SQL Topic: Unions, Intersections & Exceptions

When working with multiple tables, the UNION and UNION ALL operator allows you to append the results of one query to another assuming that they have the same column count, order and data type. If you use the UNION without the ALL, duplicate rows between the tables will be removed from the result.

Select query with set operators
SELECT column, another_column FROM mytable UNION / UNION ALL / INTERSECT / EXCEPT SELECT other_column, yet_another_column FROM another_table ORDER BY column DESC LIMIT n;

In the order of operations as defined in Lesson 12: Order of execution, the UNION happens before the ORDER BY and LIMIT. It's not common to use UNIONs, but if you have data in different tables that can't be joined and processed, it can be an alternative to making multiple queries on the database.

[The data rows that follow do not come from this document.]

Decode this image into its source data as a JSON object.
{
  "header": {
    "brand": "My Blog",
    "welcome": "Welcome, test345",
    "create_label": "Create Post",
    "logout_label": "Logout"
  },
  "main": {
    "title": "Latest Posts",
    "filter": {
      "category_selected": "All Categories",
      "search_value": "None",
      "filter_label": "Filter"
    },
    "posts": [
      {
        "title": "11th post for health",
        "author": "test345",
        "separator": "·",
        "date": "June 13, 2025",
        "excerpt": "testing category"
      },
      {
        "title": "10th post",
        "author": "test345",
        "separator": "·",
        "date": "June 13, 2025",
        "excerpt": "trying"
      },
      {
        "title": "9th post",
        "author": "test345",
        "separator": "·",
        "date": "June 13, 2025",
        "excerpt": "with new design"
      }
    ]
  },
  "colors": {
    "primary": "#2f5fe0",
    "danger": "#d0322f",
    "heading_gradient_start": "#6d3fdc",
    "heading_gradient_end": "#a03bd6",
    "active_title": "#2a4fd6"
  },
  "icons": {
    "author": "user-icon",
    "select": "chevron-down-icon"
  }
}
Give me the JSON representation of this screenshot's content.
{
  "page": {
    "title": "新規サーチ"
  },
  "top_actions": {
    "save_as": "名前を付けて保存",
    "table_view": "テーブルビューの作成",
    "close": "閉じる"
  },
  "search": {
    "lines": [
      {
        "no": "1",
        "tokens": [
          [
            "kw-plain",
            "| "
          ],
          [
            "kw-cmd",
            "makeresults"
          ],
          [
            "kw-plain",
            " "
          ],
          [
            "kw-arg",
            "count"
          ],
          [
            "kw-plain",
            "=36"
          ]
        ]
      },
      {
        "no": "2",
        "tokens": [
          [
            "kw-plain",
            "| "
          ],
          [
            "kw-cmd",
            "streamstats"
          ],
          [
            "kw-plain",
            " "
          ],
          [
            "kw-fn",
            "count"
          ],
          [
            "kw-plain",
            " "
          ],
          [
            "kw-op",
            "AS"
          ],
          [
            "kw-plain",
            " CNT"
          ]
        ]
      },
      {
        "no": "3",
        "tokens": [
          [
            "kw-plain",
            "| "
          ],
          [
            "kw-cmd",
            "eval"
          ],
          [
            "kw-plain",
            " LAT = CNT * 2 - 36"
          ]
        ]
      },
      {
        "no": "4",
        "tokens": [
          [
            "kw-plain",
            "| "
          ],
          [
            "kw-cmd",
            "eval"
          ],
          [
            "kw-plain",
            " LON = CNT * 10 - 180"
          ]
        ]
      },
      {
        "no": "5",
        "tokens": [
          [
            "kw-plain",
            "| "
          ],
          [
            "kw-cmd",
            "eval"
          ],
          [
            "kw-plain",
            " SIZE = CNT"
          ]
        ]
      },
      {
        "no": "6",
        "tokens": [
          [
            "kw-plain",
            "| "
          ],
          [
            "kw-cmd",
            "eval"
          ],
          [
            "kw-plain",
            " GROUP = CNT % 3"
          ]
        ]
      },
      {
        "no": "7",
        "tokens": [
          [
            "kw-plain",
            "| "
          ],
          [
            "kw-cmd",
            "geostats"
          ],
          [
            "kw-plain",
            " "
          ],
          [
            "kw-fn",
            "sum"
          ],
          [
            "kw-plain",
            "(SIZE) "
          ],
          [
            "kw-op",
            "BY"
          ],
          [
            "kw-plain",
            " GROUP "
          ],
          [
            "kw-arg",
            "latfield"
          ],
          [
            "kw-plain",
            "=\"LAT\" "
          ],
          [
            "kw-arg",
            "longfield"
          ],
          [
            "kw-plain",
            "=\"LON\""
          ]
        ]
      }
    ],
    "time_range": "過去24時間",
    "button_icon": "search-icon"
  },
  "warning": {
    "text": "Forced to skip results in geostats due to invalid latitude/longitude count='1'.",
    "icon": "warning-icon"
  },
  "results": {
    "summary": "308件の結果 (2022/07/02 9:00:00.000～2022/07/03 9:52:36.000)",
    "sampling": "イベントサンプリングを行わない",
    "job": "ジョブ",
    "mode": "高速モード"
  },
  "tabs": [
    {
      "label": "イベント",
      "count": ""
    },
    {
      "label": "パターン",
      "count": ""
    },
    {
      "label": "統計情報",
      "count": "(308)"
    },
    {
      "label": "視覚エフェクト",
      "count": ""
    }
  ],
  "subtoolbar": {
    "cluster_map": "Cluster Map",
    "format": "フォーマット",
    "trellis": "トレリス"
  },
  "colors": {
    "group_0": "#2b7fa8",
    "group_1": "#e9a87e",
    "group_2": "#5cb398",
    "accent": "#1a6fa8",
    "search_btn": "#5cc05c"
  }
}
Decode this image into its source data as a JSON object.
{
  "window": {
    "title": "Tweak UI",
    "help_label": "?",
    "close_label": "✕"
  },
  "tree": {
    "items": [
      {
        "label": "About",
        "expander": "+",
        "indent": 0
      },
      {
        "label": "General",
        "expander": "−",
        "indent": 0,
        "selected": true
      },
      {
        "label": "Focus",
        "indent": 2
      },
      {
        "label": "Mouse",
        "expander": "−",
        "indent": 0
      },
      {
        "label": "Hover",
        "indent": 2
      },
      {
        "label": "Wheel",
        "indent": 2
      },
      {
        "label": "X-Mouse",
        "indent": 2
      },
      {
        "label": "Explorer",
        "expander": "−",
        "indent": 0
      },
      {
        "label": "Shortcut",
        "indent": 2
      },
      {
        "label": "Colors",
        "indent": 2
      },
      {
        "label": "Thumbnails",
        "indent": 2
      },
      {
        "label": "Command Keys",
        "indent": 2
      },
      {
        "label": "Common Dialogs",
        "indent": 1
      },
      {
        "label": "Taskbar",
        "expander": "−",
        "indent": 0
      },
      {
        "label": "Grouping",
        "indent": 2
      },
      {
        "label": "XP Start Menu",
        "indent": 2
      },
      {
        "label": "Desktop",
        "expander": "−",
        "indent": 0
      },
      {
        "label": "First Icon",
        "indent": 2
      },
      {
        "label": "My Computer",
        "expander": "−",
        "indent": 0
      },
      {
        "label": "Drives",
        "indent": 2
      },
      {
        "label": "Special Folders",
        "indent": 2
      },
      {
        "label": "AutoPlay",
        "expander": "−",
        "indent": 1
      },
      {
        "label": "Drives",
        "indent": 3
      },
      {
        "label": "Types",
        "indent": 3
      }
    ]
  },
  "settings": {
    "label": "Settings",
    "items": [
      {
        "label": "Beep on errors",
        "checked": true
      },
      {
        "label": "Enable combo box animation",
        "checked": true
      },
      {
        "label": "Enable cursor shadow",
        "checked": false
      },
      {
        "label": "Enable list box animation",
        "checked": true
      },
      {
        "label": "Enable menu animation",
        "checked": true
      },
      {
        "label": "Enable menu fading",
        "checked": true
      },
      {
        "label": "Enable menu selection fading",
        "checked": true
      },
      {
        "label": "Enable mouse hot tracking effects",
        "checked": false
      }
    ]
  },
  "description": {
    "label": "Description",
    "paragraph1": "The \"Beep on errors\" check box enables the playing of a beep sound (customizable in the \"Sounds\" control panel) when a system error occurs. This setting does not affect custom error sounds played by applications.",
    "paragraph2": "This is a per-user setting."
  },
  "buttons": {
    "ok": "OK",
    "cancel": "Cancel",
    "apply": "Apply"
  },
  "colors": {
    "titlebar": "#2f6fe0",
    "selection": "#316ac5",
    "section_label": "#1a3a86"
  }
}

Similar to the UNION, the INTERSECT operator will ensure that only rows that are identical in both result sets are returned, and the EXCEPT operator will ensure that only rows in the first result set that aren't in the second are returned. This means that the EXCEPT operator is query order-sensitive, like the LEFT JOIN and RIGHT JOIN.

Both INTERSECT and EXCEPT also discard duplicate rows after their respective operations, though some databases also support INTERSECT ALL and EXCEPT ALL to allow duplicates to be retained and returned.